NATO to the rescue

Greece and Turkey are traditional enemies, yet they are both members of NATO (even though neither of them are in the North Atlantic).   This fact has finally allowed the glimmer of a plan to solve the migration crisis of Syrian and other Muslim migrants entering Europe.  Most of the migrants are coming from Turkey and crossing the narrow straits between the Turkish mainland and Greek islands such as Lesbos.  From there they have been transferred to the Greek mainland and thence they head north through the Balkan countries of Macedonia, Serbia, Croatia to Hungary and Austria and thence to the “goldene medina” of Germany.   PM Angela Merkel agreed to accept 1 million migrants in 2015, but the number exceeded even that and more are poised to come once winter is over.

So finally Merkel went to visit Pres. Erdogan in Turkey and through a series of threats and promises persuaded Turkey that they should not be allowing all these migrants to be leaving Turkish shores and making the crossing to Greece.  After all, according to international law, all refugees are supposed to be registered in the first country they arrive in, which in this case is Turkey and not Greece.  So a meeting of the NATO countries was arranged for Brussels, that is just taking place and has adopted a new plan to send NATO ships to patrol the waters of the Aegean Sea between Turkey and Greece and to pick up the small boats of migrants and transfer them back to Turkey.  That is the crucial difference now, a positive and transparent intervention of a Turkish-agreed plan to return all future migrants back to Turkey.

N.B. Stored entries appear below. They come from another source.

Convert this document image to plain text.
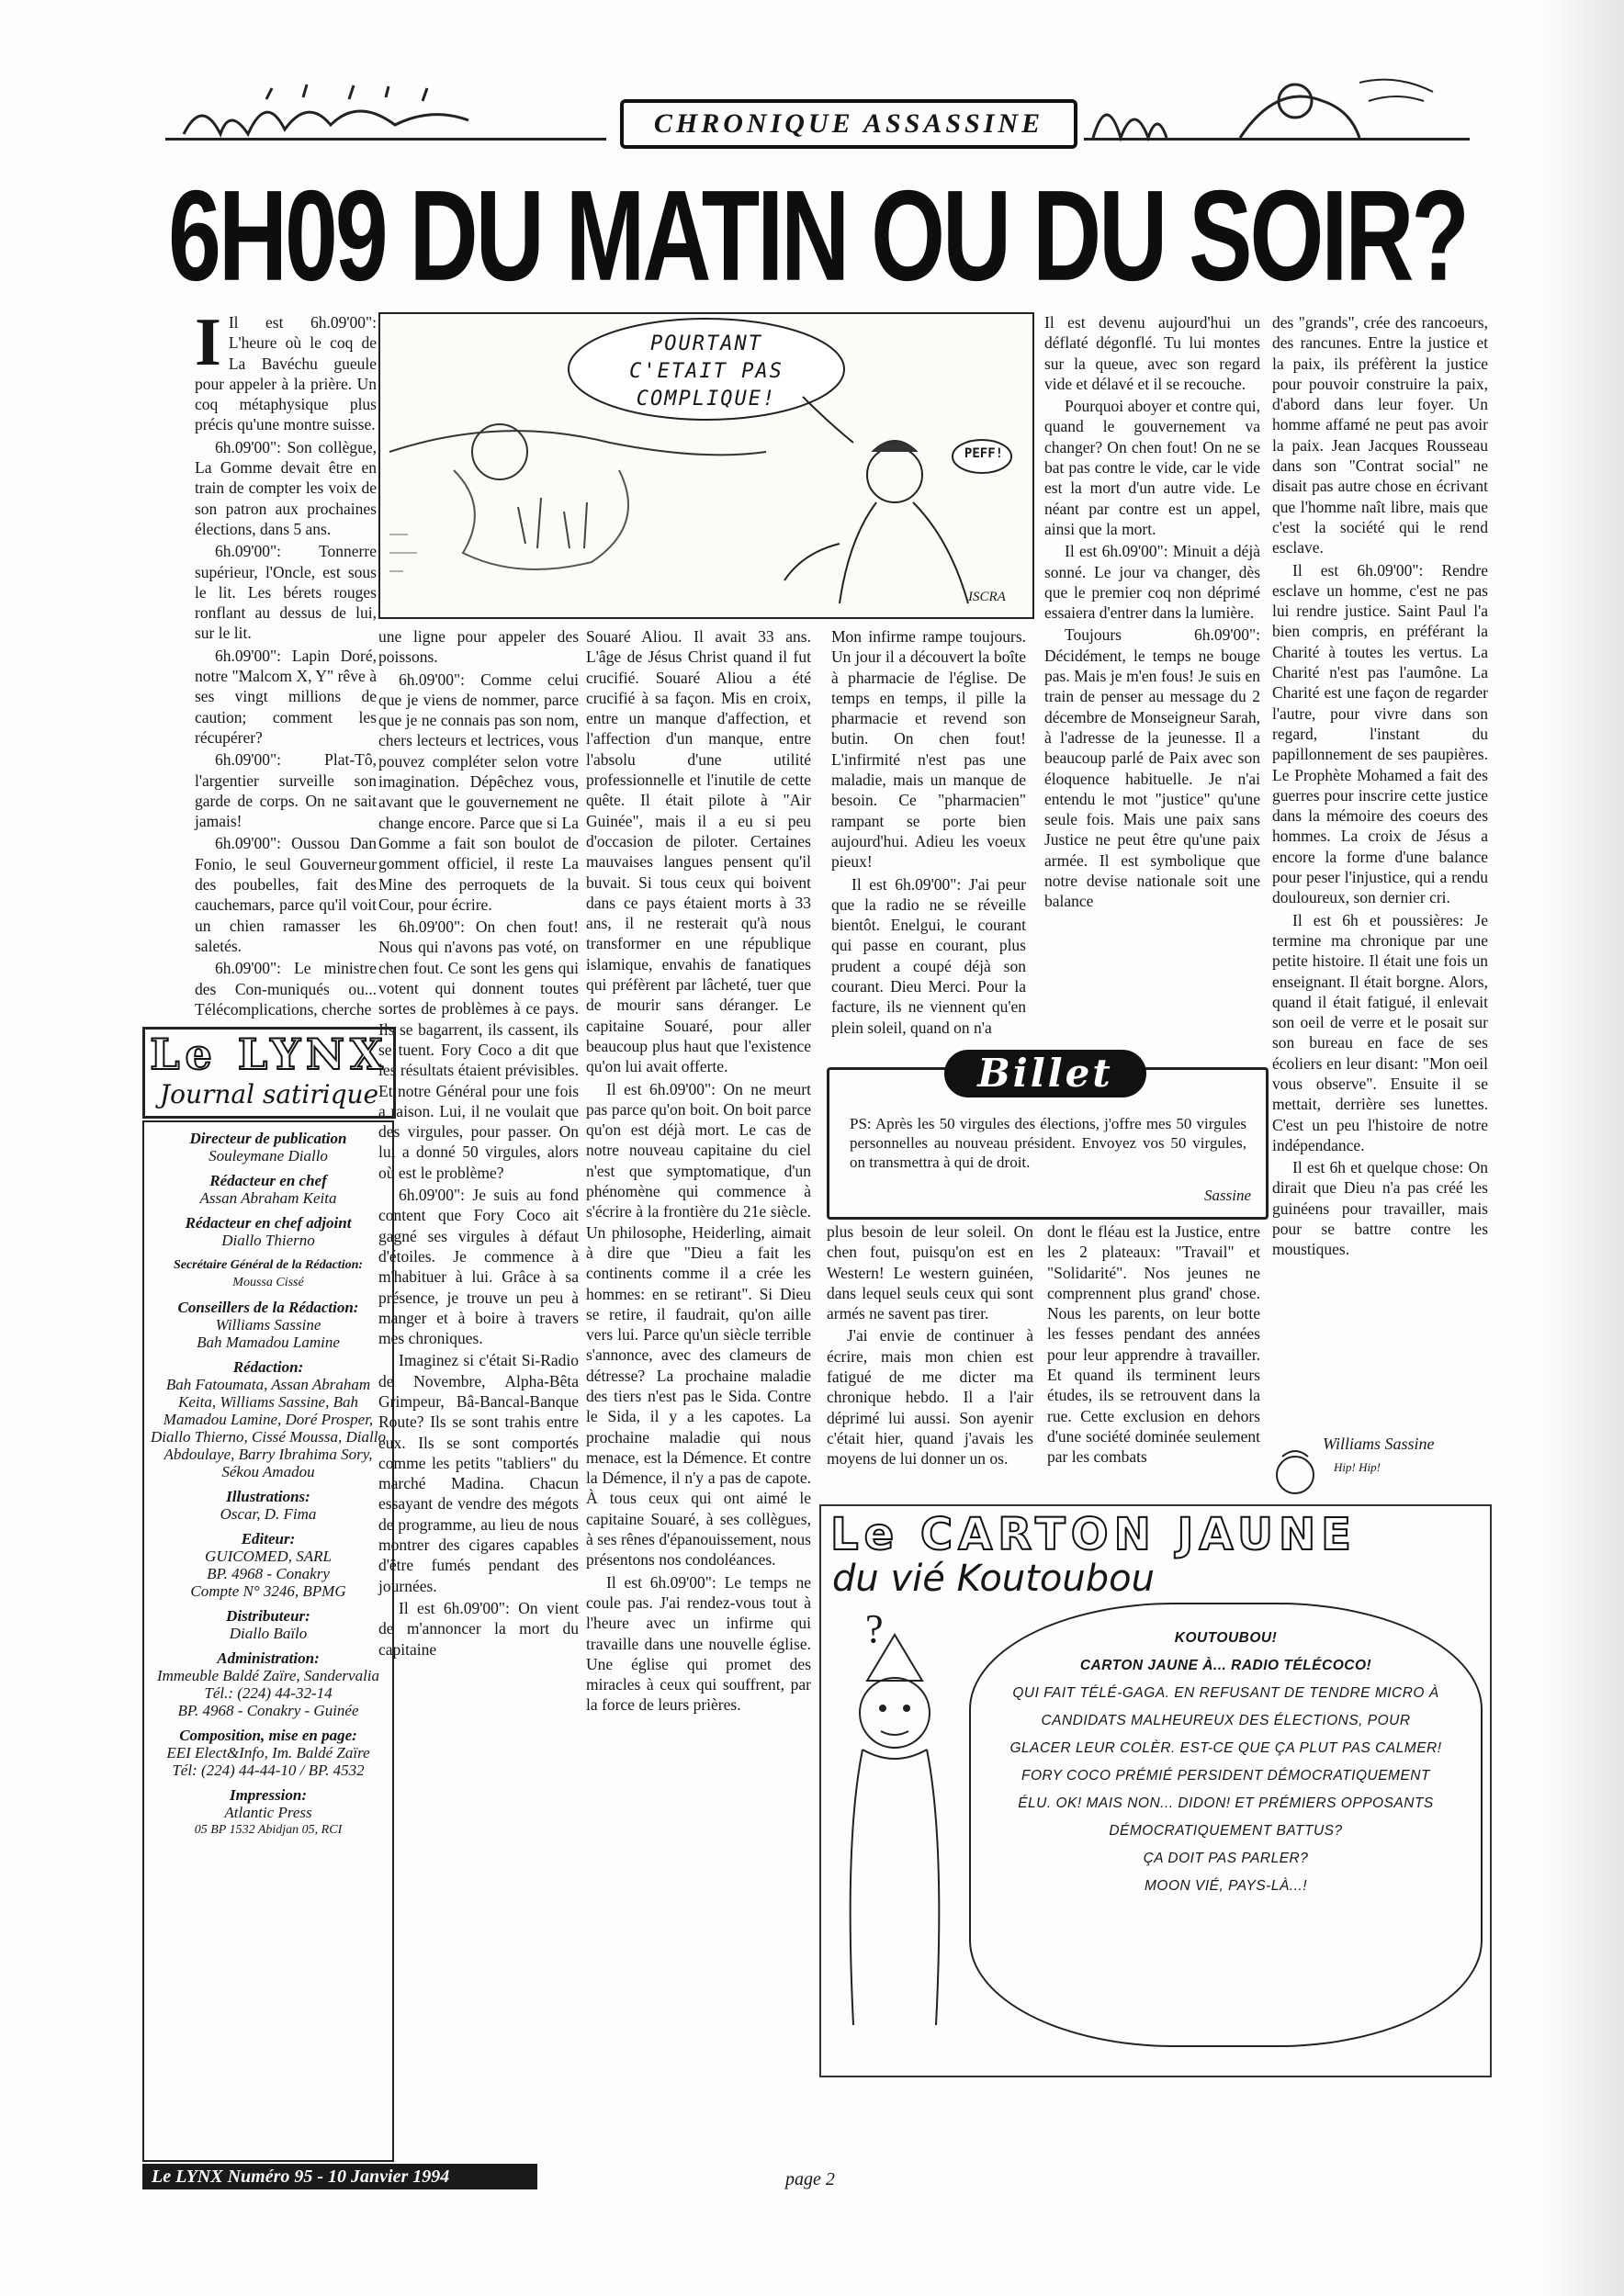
CHRONIQUE ASSASSINE
6H09 DU MATIN OU DU SOIR?
I Il est 6h.09'00": L'heure où le coq de La Bavéchu gueule pour appeler à la prière. Un coq métaphysique plus précis qu'une montre suisse.

6h.09'00": Son collègue, La Gomme devait être en train de compter les voix de son patron aux prochaines élections, dans 5 ans.

6h.09'00": Tonnerre supérieur, l'Oncle, est sous le lit. Les bérets rouges ronflant au dessus de lui, sur le lit.

6h.09'00": Lapin Doré, notre "Malcom X, Y" rêve à ses vingt millions de caution; comment les récupérer?

6h.09'00": Plat-Tô, l'argentier surveille son garde de corps. On ne sait jamais!

6h.09'00": Oussou Dan Fonio, le seul Gouverneur des poubelles, fait des cauchemars, parce qu'il voit un chien ramasser les saletés.

6h.09'00": Le ministre des Con-muniqués ou... Télécomplications, cherche

POURTANT
C'ETAIT PAS
COMPLIQUE!
PEFF!
ISCRA

une ligne pour appeler des poissons.

6h.09'00": Comme celui que je viens de nommer, parce que je ne connais pas son nom, chers lecteurs et lectrices, vous pouvez compléter selon votre imagination. Dépêchez vous, avant que le gouvernement ne change encore. Parce que si La Gomme a fait son boulot de gomment officiel, il reste La Mine des perroquets de la Cour, pour écrire.

6h.09'00": On chen fout! Nous qui n'avons pas voté, on chen fout. Ce sont les gens qui votent qui donnent toutes sortes de problèmes à ce pays. Ils se bagarrent, ils cassent, ils se tuent. Fory Coco a dit que les résultats étaient prévisibles. Et notre Général pour une fois a raison. Lui, il ne voulait que des virgules, pour passer. On lui a donné 50 virgules, alors où est le problème?

6h.09'00": Je suis au fond content que Fory Coco ait gagné ses virgules à défaut d'étoiles. Je commence à m'habituer à lui. Grâce à sa présence, je trouve un peu à manger et à boire à travers mes chroniques.

Imaginez si c'était Si-Radio de Novembre, Alpha-Bêta Grimpeur, Bâ-Bancal-Banque Route? Ils se sont trahis entre eux. Ils se sont comportés comme les petits "tabliers" du marché Madina. Chacun essayant de vendre des mégots de programme, au lieu de nous montrer des cigares capables d'être fumés pendant des journées.

Il est 6h.09'00": On vient de m'annoncer la mort du capitaine

Souaré Aliou. Il avait 33 ans. L'âge de Jésus Christ quand il fut crucifié. Souaré Aliou a été crucifié à sa façon. Mis en croix, entre un manque d'affection, et l'affection d'un manque, entre l'absolu d'une utilité professionnelle et l'inutile de cette quête. Il était pilote à "Air Guinée", mais il a eu si peu d'occasion de piloter. Certaines mauvaises langues pensent qu'il buvait. Si tous ceux qui boivent dans ce pays étaient morts à 33 ans, il ne resterait qu'à nous transformer en une république islamique, envahis de fanatiques qui préfèrent par lâcheté, tuer que de mourir sans déranger. Le capitaine Souaré, pour aller beaucoup plus haut que l'existence qu'on lui avait offerte.

Il est 6h.09'00": On ne meurt pas parce qu'on boit. On boit parce qu'on est déjà mort. Le cas de notre nouveau capitaine du ciel n'est que symptomatique, d'un phénomène qui commence à s'écrire à la frontière du 21e siècle. Un philosophe, Heiderling, aimait à dire que "Dieu a fait les continents comme il a crée les hommes: en se retirant". Si Dieu se retire, il faudrait, qu'on aille vers lui. Parce qu'un siècle terrible s'annonce, avec des clameurs de détresse? La prochaine maladie des tiers n'est pas le Sida. Contre le Sida, il y a les capotes. La prochaine maladie qui nous menace, est la Démence. Et contre la Démence, il n'y a pas de capote. À tous ceux qui ont aimé le capitaine Souaré, à ses collègues, à ses rênes d'épanouissement, nous présentons nos condoléances.

Il est 6h.09'00": Le temps ne coule pas. J'ai rendez-vous tout à l'heure avec un infirme qui travaille dans une nouvelle église. Une église qui promet des miracles à ceux qui souffrent, par la force de leurs prières.

Mon infirme rampe toujours. Un jour il a découvert la boîte à pharmacie de l'église. De temps en temps, il pille la pharmacie et revend son butin. On chen fout! L'infirmité n'est pas une maladie, mais un manque de besoin. Ce "pharmacien" rampant se porte bien aujourd'hui. Adieu les voeux pieux!

Il est 6h.09'00": J'ai peur que la radio ne se réveille bientôt. Enelgui, le courant qui passe en courant, plus prudent a coupé déjà son courant. Dieu Merci. Pour la facture, ils ne viennent qu'en plein soleil, quand on n'a

plus besoin de leur soleil. On chen fout, puisqu'on est en Western! Le western guinéen, dans lequel seuls ceux qui sont armés ne savent pas tirer.

J'ai envie de continuer à écrire, mais mon chien est fatigué de me dicter ma chronique hebdo. Il a l'air déprimé lui aussi. Son ayenir c'était hier, quand j'avais les moyens de lui donner un os.

Il est devenu aujourd'hui un déflaté dégonflé. Tu lui montes sur la queue, avec son regard vide et délavé et il se recouche.

Pourquoi aboyer et contre qui, quand le gouvernement va changer? On chen fout! On ne se bat pas contre le vide, car le vide est la mort d'un autre vide. Le néant par contre est un appel, ainsi que la mort.

Il est 6h.09'00": Minuit a déjà sonné. Le jour va changer, dès que le premier coq non déprimé essaiera d'entrer dans la lumière.

Toujours 6h.09'00": Décidément, le temps ne bouge pas. Mais je m'en fous! Je suis en train de penser au message du 2 décembre de Monseigneur Sarah, à l'adresse de la jeunesse. Il a beaucoup parlé de Paix avec son éloquence habituelle. Je n'ai entendu le mot "justice" qu'une seule fois. Mais une paix sans Justice ne peut être qu'une paix armée. Il est symbolique que notre devise nationale soit une balance

dont le fléau est la Justice, entre les 2 plateaux: "Travail" et "Solidarité". Nos jeunes ne comprennent plus grand' chose. Nous les parents, on leur botte les fesses pendant des années pour leur apprendre à travailler. Et quand ils terminent leurs études, ils se retrouvent dans la rue. Cette exclusion en dehors d'une société dominée seulement par les combats

des "grands", crée des rancoeurs, des rancunes. Entre la justice et la paix, ils préfèrent la justice pour pouvoir construire la paix, d'abord dans leur foyer. Un homme affamé ne peut pas avoir la paix. Jean Jacques Rousseau dans son "Contrat social" ne disait pas autre chose en écrivant que l'homme naît libre, mais que c'est la société qui le rend esclave.

Il est 6h.09'00": Rendre esclave un homme, c'est ne pas lui rendre justice. Saint Paul l'a bien compris, en préférant la Charité à toutes les vertus. La Charité n'est pas l'aumône. La Charité est une façon de regarder l'autre, pour vivre dans son regard, l'instant du papillonnement de ses paupières. Le Prophète Mohamed a fait des guerres pour inscrire cette justice dans la mémoire des coeurs des hommes. La croix de Jésus a encore la forme d'une balance pour peser l'injustice, qui a rendu douloureux, son dernier cri.

Il est 6h et poussières: Je termine ma chronique par une petite histoire. Il était une fois un enseignant. Il était borgne. Alors, quand il était fatigué, il enlevait son oeil de verre et le posait sur son bureau en face de ses écoliers en leur disant: "Mon oeil vous observe". Ensuite il se mettait, derrière ses lunettes. C'est un peu l'histoire de notre indépendance.

Il est 6h et quelque chose: On dirait que Dieu n'a pas créé les guinéens pour travailler, mais pour se battre contre les moustiques.

Williams Sassine
Hip! Hip!
Le LYNX
Journal satirique
Directeur de publication
Souleymane Diallo
Rédacteur en chef
Assan Abraham Keita
Rédacteur en chef adjoint
Diallo Thierno
Secrétaire Général de la Rédaction:
Moussa Cissé
Conseillers de la Rédaction:
Williams Sassine
Bah Mamadou Lamine
Rédaction:
Bah Fatoumata, Assan Abraham Keita, Williams Sassine, Bah Mamadou Lamine, Doré Prosper, Diallo Thierno, Cissé Moussa, Diallo Abdoulaye, Barry Ibrahima Sory, Sékou Amadou
Illustrations:
Oscar, D. Fima
Editeur:
GUICOMED, SARL
BP. 4968 - Conakry
Compte N° 3246, BPMG
Distributeur:
Diallo Baïlo
Administration:
Immeuble Baldé Zaïre, Sandervalia
Tél.: (224) 44-32-14
BP. 4968 - Conakry - Guinée
Composition, mise en page:
EEI Elect&Info, Im. Baldé Zaïre
Tél: (224) 44-44-10 / BP. 4532
Impression:
Atlantic Press
05 BP 1532 Abidjan 05, RCI
Billet
PS: Après les 50 virgules des élections, j'offre mes 50 virgules personnelles au nouveau président. Envoyez vos 50 virgules, on transmettra à qui de droit.
Sassine
Le CARTON JAUNE
du vié Koutoubou
?	KOUTOUBOU!
CARTON JAUNE À... RADIO TÉLÉCOCO!
QUI FAIT TÉLÉ-GAGA. EN REFUSANT DE TENDRE MICRO À
CANDIDATS MALHEUREUX DES ÉLECTIONS, POUR
GLACER LEUR COLÈR. EST-CE QUE ÇA PLUT PAS CALMER!
FORY COCO PRÉMIÉ PERSIDENT DÉMOCRATIQUEMENT
ÉLU. OK! MAIS NON... DIDON! ET PRÉMIERS OPPOSANTS
DÉMOCRATIQUEMENT BATTUS?
ÇA DOIT PAS PARLER?
MOON VIÉ, PAYS-LÀ...!
Le LYNX Numéro 95 - 10 Janvier 1994	page 2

The plan is also to use the presence of the NATO ships to crack down on the smugglers who are behind the operation that are operating from Turkey.  The Turkish authorities will supposedly cooperate in arresting and destroying the smuggling gangs that are making money from the migrants for transporting them in flimsy boats across the sea channels, where many of them perish.  The amount paid is supposed to be from $3,000-$5,000 per person. Where do these supposedly impoverished people get this kind of money, apart from the money they need to bribe border guards further along the route?

Turkey is in a bind, since it already has ca. 2.4 million Syrian refugees from the Syrian conflict, and there are several hundred thousand more from the current fighting around Aleppo sitting on the Syrian side of the border waiting to enter Turkey.  For Turkey to also take back the migrants trying to get to Greece is a difficult choice.  This does not solve all the problems, including that of non-Syrian refugees, such as Afghanis and Iraqis, who are also fleeing war zones, as well as the stream of migrants who are entering Europe via Italy from Libya in North Africa, that consists of many Libyans and Black Africans.  But, at last a practical plan to solve the major migrant crisis is moving from the table to the real world.